I look back at the unconscious man, red hair hanging in loose clumps around his sweating face. Just by his pale expression, I can tell he’s no stranger to a drink or two.

“Have you thought about cutting him off?” I ask, turning back to the woman.

She scoffs at me, her lips curling into an almost smile. “Of course I have! But Jeff says he’s good for business! Can you believe that? To be so caught up with money, you just forget about the decency of caring about other human beings?

“Then again, Trace is about half of Jeff’s income, so I can’t blame him entirely.”

She sighs and picks up her rag again, twirling it between her fingers.

“Don’t get a lot of people coming through here?” I ask her, taking another sip of my drink.

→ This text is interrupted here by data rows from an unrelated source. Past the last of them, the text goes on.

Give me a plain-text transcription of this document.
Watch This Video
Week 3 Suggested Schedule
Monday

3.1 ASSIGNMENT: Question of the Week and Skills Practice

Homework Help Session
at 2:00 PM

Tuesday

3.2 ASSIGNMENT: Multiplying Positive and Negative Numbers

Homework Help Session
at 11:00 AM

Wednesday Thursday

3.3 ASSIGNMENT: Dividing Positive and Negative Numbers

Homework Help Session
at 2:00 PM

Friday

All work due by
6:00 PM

She shakes her head. “No, not really. But it can get pretty busy here on Saturday nights. Not a lot of people want to come walking down a gloomy alley at night.”

“And you do?”

“What makes you say that?”

I gesture to the room. “You come here every night, don’t you? Does that mean you enjoy hanging out in an alley?”

She laughs then and gives me a real, warm smile. “I suppose I do,” she says and pours me another drink.

“So,” she murmurs while picking up a used tissue from the counter. “I haven’t seen you around here before. You new?”

“New? To town? Or the bar?”

She chuckles. “Both.”

I shrug. “No, I was born and raised here in Cumberland. I haven’t been to this bar before, though. And you? Where are you from?”

Her eyes turn a glassy shade when I finish speaking, her face pale. Then, just as quickly as it came, her frown disappears and is replaced by a smile.

“Me? I’m from all over the place. Can’t keep me in one place for too long!”

Before I can say anything else, she takes up a pen and pad, running over to a couple who’s just walked in.

I laugh to myself, suddenly forgetting everything that’s brought me here tonight. As the woman serves the new arrivals, I can’t help but think that she, whoever she is, is someone worth getting to know.